Managing Master Password
Note: This feature is available in Lite, Enterprise and Ultimate editions only.
Table of contents
Overview
The Master password feature strengthens the security of DBeaver by encrypting credentials and sensitive data using a secure storage system.
When you use the Master password feature:
- Isolated Security: Connection details cannot be shared with other users because credentials are securely stored in an encrypted, user-specific location.
- Individual Protection: Each set of credentials is safeguarded by the local user's own the Master password, ensuring personalized security.

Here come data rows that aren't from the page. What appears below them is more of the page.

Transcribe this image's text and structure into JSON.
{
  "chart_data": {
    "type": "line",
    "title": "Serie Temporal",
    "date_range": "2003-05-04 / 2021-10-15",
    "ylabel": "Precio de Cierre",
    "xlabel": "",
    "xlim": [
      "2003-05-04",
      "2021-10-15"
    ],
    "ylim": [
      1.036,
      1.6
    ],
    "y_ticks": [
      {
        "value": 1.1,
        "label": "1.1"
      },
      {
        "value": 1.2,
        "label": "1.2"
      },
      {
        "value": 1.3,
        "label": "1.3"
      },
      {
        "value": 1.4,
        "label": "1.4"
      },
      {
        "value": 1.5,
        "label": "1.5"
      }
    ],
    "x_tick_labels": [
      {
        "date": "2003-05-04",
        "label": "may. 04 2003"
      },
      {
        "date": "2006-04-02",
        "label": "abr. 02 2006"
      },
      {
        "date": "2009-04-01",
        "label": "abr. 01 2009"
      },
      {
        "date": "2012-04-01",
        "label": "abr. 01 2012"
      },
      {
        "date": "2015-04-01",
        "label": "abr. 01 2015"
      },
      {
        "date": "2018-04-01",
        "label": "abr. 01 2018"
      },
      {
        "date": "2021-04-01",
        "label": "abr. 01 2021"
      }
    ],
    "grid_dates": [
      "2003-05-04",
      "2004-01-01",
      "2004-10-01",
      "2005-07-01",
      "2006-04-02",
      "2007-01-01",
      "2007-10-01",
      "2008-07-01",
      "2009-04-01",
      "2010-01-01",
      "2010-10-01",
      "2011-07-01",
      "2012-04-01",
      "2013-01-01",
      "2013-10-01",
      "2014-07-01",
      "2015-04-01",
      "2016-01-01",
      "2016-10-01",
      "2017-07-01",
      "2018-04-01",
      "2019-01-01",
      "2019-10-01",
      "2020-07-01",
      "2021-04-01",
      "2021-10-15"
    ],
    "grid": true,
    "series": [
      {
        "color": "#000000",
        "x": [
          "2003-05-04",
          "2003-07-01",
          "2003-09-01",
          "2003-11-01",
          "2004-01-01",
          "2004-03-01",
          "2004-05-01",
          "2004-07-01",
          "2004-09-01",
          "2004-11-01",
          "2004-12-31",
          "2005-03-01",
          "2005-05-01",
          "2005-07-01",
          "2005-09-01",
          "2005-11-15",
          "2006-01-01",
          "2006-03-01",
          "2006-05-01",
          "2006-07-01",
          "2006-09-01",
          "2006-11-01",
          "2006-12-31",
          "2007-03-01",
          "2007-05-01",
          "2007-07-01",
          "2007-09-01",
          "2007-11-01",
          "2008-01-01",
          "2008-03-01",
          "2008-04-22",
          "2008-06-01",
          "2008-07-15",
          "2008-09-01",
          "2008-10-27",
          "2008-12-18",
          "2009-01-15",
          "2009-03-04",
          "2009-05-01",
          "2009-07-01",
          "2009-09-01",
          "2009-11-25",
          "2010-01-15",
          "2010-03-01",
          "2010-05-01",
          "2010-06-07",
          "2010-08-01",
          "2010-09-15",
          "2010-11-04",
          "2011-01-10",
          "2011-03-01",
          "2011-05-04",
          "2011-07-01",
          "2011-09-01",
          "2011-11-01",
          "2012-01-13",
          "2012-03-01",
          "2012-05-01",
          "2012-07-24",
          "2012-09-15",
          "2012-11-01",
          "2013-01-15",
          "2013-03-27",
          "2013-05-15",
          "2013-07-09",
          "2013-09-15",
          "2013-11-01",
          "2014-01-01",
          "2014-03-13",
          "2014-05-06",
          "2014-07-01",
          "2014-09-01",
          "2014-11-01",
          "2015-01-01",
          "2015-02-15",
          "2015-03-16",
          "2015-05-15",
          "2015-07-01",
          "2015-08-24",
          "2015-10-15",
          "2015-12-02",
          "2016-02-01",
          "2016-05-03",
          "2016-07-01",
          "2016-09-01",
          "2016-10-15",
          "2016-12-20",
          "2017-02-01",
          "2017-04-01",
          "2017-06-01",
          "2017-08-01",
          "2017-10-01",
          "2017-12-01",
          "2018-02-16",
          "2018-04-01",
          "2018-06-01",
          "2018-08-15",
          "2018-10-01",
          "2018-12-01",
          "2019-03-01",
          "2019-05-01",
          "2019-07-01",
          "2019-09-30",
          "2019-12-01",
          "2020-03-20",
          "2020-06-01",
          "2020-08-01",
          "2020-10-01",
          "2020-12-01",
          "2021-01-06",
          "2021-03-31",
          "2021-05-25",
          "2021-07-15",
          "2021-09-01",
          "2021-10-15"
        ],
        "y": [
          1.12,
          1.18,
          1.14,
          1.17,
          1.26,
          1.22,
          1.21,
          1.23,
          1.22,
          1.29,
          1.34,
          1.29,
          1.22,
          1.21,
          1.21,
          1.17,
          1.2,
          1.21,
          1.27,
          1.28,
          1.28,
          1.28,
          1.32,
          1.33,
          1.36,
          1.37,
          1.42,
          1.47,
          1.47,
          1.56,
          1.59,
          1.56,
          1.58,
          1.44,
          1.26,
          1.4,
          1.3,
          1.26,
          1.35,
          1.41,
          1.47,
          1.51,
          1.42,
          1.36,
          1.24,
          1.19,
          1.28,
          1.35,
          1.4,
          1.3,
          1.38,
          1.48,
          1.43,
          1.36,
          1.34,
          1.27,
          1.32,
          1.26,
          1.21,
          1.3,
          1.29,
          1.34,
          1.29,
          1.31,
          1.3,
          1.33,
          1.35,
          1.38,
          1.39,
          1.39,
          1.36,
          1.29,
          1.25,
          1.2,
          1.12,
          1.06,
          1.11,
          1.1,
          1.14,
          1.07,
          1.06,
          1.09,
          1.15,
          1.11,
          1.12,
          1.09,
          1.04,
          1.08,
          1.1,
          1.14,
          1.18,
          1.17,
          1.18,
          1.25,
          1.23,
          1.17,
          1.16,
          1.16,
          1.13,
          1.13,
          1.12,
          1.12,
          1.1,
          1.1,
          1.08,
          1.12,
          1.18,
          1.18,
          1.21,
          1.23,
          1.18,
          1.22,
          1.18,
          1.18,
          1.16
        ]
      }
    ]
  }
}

Project Specificity: Connections with passwords can't be shared across users in projects because of the secure, user-specific storage. For more details, see Project Security article.
Security considerations
Secure storage is designed with security prioritization, which has certain trade-offs:
- Non-Portability: The approach does not support the portability or sharing of configurations among a team of developers, which is mainly due to the OS-specific nature of password storage.
User-Specific Encryption: The Master Password secures data by locking it to your specific device.
Encrypted data
DBeaver requires the Master password in these cases:
- Connecting to databases: When you connect to a database with saved credentials.
- Editing connections: If you open a connection's settings and it includes credentials.
- Using Cloud Explorer or Cloud Storage: The Master Password is necessary for any cloud setup.
- Using Git: To secure your Git credentials with encryption.
- Setting up email profiles or editing email tasks: When setting up or changing email settings for tasks (like notifications), if those credentials are encrypted.
Using Tableau: The Master Password is necessary for connecting or publishing data to Tableau.
Configuring Master Password
To set up the Master Password in DBeaver:
- Go to Window -> Preferences -> General -> Security and click Change password.
- (Alternatively) When you first attempt to save secure data - DBeaver will prompt you to set up a Master Password.
Once the Master Password provider is selected, you can manage secure storage with the following options:
Button | Description |
---|---|
Change password | If a Master password has not been set, this option initiates the process of creating one. If a Master password is already in place, it allows for changing to a new master password. |
Recover password | Available after setting a Master password, this feature uses password hints and recovery questions to help recover a forgotten master password. |
Important: DBeaver does not store the Master Password. If both the password and password hints are forgotten, the Master Password cannot be recovered or reset.
Setting a password hint
When creating a Master password, it is recommended to set up a password hint. This hint will assist you if you need to recover your password.
When prompted, select Yes to provide a password hint after creating a Master password.
Enter a hint that will help you remember the password without revealing it directly.
Changing the Master password
To change the Master password, follow these steps:
- In the Security tab, click on the Change Password button
- Follow prompts to change the Master Password.
Important: When you change your Master password, the old one cannot be viewed or retrieved after recovery. Ensure you remember your new password or write it down in a secure place.
Recovering the Master Password
If you've forgotten your Master Password, you can attempt to recover it by following these steps:
- In the Security settings, click Recover password.
Answer the security questions that were set up during the hint setup (if available).
Note:
- The questions and answers are case-sensitive.
- Treat the answers as secondary passwords; they should be kept confidential and secure.
After successfully answering the questions, you’ll see a confirmation message: "The 'master' password has been successfully recovered and is cached in memory.".
Use this recovery process as a secure backup if you forget your Master Password. However, if you didn’t set up security questions initially, password recovery won’t be available.
Once recovered, you can:
- Change the Master Password by selecting Change password.
Delete the Master Password by selecting Delete password.
Deleting the Master Password
Warning: Be aware that deleting the Master password will result in the loss of all saved credentials.
- Go to Window -> Preferences -> General -> Security.
- Click See what secured data was saved -> Delete.
- Confirm the action when prompted.
- Restart DBeaver for the changes to take effect.
Administrator configuration of Master password policy
Administrators can customize various aspects of the Master password policy. This includes setting the minimum length of the password, the minimum count of letters, digits, and symbols required, and the enforcement of mixed case (uppercase and lowercase letters) in the Master password. For detailed instructions on configuring these settings, please refer to the Admin Preference Restrictions article.
Note: Currently, this functionality is limited to Windows users and is only accessible through the Windows Registry.